De inspectie ziet bij alle drie de scenario’s een risico dat potentieel urgente vraagstukken in het funderend onderwijs de druk op de inspectiecapaciteit voor mbo en ho verhogen.

Beleidsmatige weging van de uitvoeringstoets

De inspectie moet daar zijn waar zij nodig is en dat betekent dat elke school met regelmaat wordt bezocht, maar ook dat er voldoende ruimte blijft om extra aandacht te besteden aan de scholen waar het minder goed gaat. Daarnaast moet de inspectie zicht blijven houden op besturen en op het stelsel als geheel. Die combinatie van taken vraagt om een zorgvuldige balansoefening. Samen met uw Kamer bepalen wij daarvoor de uitgangspunten en het is vervolgens aan de toezichthouder om daar vanuit haar eigen kennis en professionaliteit verdere invulling aan te geven, bijvoorbeeld in het jaarwerkplan. Dat jaarwerkplan wordt in afstemming met het departement opgesteld en het ontwerp wordt eerst vier weken ter voorhang voorgelegd aan de Staten-Generaal, alvorens het jaarwerkplan door de minister wordt goedgekeurd. Zo heeft ieder een eigen rol in de vormgeving van effectief toezicht.

Wij kunnen de reflectie van de inspectie op de verschillende scenario’s goed volgen en volgen daarom de inspectie in haar voorkeur voor scenario 2. Dit scenario sluit ook aan bij de resultaten uit de peer-review die de inspectie eerder dit jaar door externe experts en ervaringsdeskundigen heeft laten uitvoeren op haar toezichtaanpak. De peer-review zit als bijlage bij deze brief. De experts wijzen erop dat de verschillende niveaus van het toezicht elkaar versterken. School- en bestuursgericht toezicht verbetert de prestaties van individuele scholen en schoolbesturen op de korte termijn, terwijl stelseltoezicht op de langere termijn de prestaties van het gehele onderwijssysteem bevordert. Dat kan alleen als voor elk van die taken voldoende capaciteit beschikbaar is. De inspectie wordt in deze afweging geholpen door de grote hoeveelheid data waarover zij beschikt. Deze data maken het mogelijk om geavanceerde risicoanalyses uit te voeren die bijdragen aan een effectieve inzet van het risicogerichte toezicht, in aanvulling op de periodieke schoolbezoeken. Ook op dit moment voert de inspectie al jaarlijks een risicoanalyse uit voor iedere school.

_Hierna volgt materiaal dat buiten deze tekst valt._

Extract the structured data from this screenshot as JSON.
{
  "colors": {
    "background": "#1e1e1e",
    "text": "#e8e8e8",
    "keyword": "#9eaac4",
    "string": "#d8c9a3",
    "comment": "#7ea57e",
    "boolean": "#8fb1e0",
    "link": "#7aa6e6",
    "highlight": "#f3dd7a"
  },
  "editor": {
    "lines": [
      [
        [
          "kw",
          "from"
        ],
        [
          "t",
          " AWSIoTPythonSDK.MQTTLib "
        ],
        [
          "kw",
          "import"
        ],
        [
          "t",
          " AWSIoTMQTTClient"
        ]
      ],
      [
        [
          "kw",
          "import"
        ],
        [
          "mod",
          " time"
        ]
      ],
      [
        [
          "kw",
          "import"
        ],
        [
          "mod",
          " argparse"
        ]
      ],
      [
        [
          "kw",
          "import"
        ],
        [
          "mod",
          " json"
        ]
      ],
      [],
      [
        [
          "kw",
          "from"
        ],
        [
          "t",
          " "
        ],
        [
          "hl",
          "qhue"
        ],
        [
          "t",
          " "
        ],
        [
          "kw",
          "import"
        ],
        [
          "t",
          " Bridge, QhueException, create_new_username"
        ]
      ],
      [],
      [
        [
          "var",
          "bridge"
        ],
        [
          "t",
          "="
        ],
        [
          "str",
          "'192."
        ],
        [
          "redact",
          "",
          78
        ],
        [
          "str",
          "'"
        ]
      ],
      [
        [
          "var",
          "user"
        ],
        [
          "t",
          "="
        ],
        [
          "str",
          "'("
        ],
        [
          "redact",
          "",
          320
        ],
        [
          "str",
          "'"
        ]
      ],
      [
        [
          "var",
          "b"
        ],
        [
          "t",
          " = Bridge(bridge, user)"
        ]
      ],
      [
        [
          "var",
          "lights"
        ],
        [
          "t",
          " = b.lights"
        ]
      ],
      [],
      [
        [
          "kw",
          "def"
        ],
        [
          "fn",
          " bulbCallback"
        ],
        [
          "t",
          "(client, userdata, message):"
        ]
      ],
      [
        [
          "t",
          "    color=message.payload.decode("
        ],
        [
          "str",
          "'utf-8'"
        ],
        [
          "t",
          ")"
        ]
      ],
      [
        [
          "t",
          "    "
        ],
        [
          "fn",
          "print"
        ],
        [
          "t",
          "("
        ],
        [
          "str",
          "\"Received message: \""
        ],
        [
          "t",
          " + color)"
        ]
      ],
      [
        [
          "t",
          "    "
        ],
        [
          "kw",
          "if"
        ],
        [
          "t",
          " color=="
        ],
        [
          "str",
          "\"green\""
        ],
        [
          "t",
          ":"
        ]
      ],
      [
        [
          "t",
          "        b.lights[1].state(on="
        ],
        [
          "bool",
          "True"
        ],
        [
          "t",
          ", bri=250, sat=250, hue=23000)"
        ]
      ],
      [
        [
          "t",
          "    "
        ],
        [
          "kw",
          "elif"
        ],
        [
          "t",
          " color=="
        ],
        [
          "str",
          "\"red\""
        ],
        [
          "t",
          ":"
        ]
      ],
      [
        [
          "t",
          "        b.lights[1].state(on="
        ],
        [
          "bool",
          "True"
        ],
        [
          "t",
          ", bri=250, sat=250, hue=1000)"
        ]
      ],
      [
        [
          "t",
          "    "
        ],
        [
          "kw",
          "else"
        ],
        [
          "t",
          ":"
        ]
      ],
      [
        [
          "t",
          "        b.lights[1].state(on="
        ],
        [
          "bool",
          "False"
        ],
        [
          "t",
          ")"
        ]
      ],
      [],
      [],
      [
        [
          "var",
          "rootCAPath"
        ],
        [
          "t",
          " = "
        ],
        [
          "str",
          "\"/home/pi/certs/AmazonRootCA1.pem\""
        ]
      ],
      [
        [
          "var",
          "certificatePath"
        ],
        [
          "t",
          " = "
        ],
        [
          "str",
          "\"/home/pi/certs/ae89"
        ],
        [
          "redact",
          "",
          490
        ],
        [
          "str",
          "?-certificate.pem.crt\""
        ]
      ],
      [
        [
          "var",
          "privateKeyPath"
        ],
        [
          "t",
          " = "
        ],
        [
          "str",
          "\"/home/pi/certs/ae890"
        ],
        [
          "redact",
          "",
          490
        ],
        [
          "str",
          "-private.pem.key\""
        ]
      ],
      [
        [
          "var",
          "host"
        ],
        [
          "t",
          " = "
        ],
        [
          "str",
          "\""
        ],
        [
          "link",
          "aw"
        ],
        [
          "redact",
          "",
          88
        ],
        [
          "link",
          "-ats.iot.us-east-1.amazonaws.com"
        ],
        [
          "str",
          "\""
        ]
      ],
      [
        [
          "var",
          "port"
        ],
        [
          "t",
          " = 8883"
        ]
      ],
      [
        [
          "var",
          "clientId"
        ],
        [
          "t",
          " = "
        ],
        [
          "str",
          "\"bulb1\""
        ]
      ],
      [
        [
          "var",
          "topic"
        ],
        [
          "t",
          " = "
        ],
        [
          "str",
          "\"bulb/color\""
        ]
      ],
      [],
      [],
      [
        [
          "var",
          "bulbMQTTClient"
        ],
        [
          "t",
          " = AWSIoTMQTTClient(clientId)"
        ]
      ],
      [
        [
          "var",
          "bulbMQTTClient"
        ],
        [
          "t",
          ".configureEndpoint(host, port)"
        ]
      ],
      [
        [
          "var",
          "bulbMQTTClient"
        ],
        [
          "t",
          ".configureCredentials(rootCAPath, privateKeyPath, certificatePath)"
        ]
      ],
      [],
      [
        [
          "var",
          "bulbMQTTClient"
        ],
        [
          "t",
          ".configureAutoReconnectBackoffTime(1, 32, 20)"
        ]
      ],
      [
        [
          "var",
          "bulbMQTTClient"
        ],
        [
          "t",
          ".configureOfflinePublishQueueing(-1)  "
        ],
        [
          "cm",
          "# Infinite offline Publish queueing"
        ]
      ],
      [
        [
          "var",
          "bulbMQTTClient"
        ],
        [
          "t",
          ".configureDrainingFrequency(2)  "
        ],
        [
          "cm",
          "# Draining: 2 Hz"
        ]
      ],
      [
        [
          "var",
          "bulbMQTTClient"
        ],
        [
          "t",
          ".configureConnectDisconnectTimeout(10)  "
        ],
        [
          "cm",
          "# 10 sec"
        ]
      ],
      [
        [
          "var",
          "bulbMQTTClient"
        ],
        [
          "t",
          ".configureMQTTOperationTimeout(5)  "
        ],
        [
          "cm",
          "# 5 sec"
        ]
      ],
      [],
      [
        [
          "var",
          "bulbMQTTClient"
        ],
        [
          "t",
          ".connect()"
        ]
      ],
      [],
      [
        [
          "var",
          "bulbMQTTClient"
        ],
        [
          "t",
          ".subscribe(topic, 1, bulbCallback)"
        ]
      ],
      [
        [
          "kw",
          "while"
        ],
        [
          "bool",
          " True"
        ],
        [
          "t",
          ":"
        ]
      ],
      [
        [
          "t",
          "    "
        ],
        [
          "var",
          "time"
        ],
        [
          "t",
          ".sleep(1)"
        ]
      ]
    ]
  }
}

Scenario 2 doet het meeste recht aan de noodzakelijke balans tussen de verschillende toezichtvormen. Vanaf 2028 wordt deze werkwijze met een periodiciteit van 6 tot 8 jaar officieel ingevoerd. In aanloop daarnaartoe voert de inspectie de reeds ingezette opschaling van het aantal schoolbezoeken verder op. Afgezet tegen de gerealiseerde toezichtactiviteiten in het jaarverslag van de inspectie over 2024, is de verwachting dat er in 2028 ruim 500 extra toezichtactiviteiten op schoolniveau zullen worden uitgevoerd, waaronder de 350 kortdurende, onaangekondigde bezoeken uit scenario 2. Daarnaast zullen ongeveer 150 extra toezichtactiviteiten op bestuursniveau worden uitgevoerd.

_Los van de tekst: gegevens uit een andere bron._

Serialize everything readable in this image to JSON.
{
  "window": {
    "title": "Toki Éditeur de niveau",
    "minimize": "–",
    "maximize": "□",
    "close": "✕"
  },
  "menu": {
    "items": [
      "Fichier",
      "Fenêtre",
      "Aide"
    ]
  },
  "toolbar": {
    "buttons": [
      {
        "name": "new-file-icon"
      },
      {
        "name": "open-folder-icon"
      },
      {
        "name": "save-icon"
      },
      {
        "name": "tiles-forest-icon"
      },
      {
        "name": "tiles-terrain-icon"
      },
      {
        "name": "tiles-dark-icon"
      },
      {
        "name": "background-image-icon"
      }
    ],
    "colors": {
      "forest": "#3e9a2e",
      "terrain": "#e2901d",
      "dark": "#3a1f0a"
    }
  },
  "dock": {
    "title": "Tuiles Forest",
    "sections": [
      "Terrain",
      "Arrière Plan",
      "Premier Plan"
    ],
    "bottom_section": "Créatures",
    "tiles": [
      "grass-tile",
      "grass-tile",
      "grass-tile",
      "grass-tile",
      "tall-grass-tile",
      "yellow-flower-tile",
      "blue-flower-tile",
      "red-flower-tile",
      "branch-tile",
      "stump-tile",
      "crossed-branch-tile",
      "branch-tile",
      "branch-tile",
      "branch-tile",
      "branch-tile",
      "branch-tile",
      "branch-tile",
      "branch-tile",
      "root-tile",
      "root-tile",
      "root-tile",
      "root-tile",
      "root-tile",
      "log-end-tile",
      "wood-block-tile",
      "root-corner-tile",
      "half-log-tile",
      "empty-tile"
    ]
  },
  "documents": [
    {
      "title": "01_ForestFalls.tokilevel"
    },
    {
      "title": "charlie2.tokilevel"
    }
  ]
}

Beleidsreactie ADR-rapport

De motie Rooderkerk c.s. vraagt ook om jaarlijkse rapportage aan de Tweede Kamer van het aantal schoolbezoeken. In het verleden is de rapportage niet altijd volledig geweest, waardoor onduidelijkheden zijn ontstaan over het aantal afgelegde schoolbezoeken. Eind 2024 meldde het tv-programma Nieuwsuur dat het de inspectie tussen 2014 en 2019 niet gelukt is alle basisscholen eens per vier jaar te bezoeken. Naar aanleiding van dat signaal heeft de ADR op verzoek van ons ministerie onafhankelijk onderzoek verricht naar de informatieverstrekking aan de Tweede Kamer over de frequentie van schoolbezoeken in het funderend onderwijs en de onderliggende processen in de periode 2012-2021. We zijn de ADR zeer erkentelijk dat zij op korte termijn dit onderzoek hebben willen uitvoeren.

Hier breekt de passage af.